Compassion
BikerGirl and I (me?) were having a heart-to-heart, and began to wonder about writing that evokes empathy, and writers who are good at doing it. Or speakers, for that matter. There are books, articles, essays that create that strange feeling, an identity with what is being written about. Situations, people far from our own realities, but these black-on-white words make them part of what we live.
When I lived in that little-town-half-way-across-the-world, my friends used to tease me about living in books. Not literally, but I wanted a taste of what I’d read about - from watercress to walking by the river. It was a longing to do in reality what I had already done when I read Enid Blyton and William Blake, and I indulged it.
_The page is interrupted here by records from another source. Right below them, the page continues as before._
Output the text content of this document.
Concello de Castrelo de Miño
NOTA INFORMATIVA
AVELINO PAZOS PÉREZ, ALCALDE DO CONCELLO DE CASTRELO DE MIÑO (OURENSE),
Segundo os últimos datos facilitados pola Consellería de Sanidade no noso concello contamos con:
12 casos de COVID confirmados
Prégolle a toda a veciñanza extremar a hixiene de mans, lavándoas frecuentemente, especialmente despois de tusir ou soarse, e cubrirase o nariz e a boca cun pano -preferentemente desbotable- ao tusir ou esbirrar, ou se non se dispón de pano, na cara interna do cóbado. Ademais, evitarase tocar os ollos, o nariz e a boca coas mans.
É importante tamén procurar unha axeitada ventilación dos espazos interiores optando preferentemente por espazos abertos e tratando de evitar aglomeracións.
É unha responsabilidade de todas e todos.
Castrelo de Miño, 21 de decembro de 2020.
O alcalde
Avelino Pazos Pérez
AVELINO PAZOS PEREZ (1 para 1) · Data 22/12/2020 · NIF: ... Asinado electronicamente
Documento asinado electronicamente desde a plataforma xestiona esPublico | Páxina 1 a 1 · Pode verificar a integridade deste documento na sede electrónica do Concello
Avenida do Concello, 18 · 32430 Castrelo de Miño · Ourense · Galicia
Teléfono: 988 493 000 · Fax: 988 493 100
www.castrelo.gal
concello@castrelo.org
Today, I read Sacred Games or Backlash, and sometimes, I have already lived what I am reading about. But it still has the power to merge my life with what I am reading about, to make me think as they think, share joy and sorrow, anger and frustration, exuberance and incredulity.
I wonder about people who can write like that. Do they feel it more intensely that I do? I am only a reader, after all. Or is it because they distance themselves that they can write like that? I wonder about their everyday lives. Do they participate in the lives of every person they meet, they know or know of, so that I may vicariously take part in the lives of a million others? Or is it because their lives centre only around themselves that they can create a million characters for me to empathise with?